Tobi Tobias, a dance critic who wrote for New York Magazine, Dance Magazine, and Bloomberg News, among other media outlets, died at her home in Manhattan on February 13. She was eighty-one years old. In 2012, Tobias was nominated for the Pulitzer Prize in criticism for her blog Seeing Things, which was published by ArtsJournal. 

Born Tobi Carol Bernstein in 1938, Tobias spent her childhood in Brooklyn before earning her bachelor’s degree from Barnard College and her master’s degree from New York University. Tobias claimed her interest in dance stemmed from a photograph she saw in Life magazine of Diana Adam—one of the principal dancers of leading choreographer George Balanchine’s company, the New York City Ballet, which he founded with Lincoln Kirstein.

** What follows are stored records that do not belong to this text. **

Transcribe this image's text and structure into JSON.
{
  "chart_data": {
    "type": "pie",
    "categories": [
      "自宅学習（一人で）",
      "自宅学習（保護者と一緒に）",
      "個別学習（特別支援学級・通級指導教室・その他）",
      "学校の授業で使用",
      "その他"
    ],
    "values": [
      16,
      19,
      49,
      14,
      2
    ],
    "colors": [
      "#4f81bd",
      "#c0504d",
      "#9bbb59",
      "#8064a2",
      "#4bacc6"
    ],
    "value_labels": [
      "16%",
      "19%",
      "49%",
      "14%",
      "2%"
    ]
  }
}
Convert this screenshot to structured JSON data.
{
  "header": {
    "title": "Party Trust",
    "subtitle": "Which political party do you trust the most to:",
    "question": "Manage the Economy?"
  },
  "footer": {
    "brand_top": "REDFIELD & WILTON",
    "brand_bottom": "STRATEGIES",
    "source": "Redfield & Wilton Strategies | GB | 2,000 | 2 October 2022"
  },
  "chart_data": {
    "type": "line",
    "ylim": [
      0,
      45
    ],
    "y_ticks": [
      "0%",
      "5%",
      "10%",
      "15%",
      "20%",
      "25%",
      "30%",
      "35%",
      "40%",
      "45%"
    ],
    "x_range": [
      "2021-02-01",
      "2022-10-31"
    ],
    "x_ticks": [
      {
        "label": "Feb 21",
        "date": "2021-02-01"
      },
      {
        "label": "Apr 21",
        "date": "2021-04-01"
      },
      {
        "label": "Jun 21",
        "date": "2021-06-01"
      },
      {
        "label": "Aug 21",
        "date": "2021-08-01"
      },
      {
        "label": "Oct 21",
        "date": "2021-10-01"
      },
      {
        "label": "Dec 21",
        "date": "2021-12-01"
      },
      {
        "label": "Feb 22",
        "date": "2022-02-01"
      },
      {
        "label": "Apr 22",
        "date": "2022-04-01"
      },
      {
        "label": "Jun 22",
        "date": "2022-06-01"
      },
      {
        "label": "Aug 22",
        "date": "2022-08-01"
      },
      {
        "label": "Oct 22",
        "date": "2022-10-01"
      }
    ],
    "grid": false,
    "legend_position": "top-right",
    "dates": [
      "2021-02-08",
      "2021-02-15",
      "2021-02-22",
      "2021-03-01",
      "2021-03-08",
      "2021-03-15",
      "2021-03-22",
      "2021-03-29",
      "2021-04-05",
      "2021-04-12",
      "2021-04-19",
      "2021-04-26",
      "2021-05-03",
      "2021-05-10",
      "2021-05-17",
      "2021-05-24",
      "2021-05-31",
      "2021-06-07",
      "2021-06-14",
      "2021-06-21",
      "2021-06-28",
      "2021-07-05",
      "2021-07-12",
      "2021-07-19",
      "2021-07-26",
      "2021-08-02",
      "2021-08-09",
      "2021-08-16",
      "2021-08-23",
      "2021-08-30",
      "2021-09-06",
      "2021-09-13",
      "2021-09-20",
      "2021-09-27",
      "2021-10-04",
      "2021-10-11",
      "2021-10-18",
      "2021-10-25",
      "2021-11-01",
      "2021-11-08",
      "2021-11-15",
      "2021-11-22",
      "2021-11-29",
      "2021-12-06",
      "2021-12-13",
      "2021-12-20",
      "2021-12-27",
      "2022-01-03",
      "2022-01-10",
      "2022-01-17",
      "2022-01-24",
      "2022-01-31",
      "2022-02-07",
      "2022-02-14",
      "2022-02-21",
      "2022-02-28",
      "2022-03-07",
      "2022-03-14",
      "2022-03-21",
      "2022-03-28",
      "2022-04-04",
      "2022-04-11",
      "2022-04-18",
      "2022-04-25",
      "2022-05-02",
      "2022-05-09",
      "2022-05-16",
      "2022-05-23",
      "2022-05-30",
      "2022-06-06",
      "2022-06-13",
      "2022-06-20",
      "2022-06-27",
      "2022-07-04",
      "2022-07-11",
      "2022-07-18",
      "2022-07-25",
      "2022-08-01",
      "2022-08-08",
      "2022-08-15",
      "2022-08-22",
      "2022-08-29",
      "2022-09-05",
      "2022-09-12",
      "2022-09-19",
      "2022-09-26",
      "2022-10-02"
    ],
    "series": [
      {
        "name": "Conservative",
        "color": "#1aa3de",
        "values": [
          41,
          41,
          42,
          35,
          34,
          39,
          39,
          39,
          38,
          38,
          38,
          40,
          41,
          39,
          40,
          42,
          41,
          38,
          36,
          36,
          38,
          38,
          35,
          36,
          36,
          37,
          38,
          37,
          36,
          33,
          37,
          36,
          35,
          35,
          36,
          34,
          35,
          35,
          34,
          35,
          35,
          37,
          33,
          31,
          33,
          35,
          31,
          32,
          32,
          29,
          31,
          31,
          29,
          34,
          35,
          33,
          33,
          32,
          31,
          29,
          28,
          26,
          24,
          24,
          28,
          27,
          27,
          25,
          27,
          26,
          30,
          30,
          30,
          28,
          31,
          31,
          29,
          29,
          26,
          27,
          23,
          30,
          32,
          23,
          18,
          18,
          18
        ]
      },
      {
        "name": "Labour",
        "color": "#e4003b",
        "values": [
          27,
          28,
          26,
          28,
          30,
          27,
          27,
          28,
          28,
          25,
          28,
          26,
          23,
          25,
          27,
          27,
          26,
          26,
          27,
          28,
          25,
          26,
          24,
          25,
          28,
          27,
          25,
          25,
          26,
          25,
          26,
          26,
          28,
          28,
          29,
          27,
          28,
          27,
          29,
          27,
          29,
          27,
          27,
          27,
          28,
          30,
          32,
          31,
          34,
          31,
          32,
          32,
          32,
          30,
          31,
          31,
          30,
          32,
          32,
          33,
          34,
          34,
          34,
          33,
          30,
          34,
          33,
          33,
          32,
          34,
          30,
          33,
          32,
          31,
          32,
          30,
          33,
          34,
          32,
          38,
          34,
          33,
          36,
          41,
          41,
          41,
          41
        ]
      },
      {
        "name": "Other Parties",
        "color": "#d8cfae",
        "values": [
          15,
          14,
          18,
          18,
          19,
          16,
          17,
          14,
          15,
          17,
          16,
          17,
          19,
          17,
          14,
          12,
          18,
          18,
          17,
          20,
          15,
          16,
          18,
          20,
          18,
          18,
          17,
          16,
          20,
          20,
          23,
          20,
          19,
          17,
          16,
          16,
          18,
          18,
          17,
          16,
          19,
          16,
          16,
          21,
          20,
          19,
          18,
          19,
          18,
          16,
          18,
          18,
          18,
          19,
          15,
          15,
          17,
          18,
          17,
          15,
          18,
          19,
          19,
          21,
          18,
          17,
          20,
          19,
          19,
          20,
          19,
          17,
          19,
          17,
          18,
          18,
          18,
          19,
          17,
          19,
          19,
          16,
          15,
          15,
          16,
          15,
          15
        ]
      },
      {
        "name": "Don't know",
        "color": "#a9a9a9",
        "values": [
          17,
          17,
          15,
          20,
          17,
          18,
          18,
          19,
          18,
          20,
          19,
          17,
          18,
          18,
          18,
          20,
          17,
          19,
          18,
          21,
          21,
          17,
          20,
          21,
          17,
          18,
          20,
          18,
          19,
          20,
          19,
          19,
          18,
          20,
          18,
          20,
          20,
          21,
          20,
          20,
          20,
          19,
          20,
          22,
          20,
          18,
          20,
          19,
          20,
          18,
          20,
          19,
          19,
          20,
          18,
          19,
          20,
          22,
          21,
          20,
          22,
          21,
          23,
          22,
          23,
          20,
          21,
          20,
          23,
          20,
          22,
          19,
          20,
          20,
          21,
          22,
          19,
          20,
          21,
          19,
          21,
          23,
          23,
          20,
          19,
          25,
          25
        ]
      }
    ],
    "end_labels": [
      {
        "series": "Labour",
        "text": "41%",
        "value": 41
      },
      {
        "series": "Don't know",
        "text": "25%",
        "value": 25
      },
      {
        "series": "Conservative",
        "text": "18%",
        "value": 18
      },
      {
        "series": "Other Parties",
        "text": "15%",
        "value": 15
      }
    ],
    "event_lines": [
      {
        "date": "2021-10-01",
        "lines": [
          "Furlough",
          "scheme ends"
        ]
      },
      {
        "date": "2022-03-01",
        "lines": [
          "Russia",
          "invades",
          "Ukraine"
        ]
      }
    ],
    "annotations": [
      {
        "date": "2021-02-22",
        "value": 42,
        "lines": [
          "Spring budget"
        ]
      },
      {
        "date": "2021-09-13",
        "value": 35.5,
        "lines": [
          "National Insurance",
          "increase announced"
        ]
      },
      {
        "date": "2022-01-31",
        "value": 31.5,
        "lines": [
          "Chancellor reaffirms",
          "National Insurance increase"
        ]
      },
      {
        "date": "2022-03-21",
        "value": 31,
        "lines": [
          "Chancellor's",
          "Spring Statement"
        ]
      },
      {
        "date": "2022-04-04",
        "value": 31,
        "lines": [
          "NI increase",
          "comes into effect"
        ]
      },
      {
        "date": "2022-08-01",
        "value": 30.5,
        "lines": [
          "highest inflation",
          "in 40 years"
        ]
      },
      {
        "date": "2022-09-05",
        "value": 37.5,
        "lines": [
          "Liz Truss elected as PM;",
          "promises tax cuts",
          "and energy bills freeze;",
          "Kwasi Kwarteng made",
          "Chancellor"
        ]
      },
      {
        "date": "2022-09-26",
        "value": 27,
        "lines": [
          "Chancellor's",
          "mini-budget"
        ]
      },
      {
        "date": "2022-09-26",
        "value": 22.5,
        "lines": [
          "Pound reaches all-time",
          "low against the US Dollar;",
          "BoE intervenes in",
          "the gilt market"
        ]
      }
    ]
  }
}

In 1980, Tobias was named the dance critic for New York Magazine. She previewed seasons and reviewed performances by various companies, including Alvin Ailey, American Ballet Theatre, DanceGalaxy, and the Stuttgart Ballet, as well as exhibitions such as “Giorgio Armani” (2001) at the Solomon R. Guggenheim Museum. She also wrote extensively on the Royal Danish Ballet and its Bournonville heritage, a classical dance technique invented by the nineteenth-century performer August Bournonville. She compiled an oral history about the dancing style, learning Danish so that she could conduct interviews with artists from the company. In recognition of her efforts, she was knighted by Queen Margrethe II of Denmark in 1992.

“I never really think of my writing as a career,” Tobias said in a 2012 interview. “It is simply what I do.”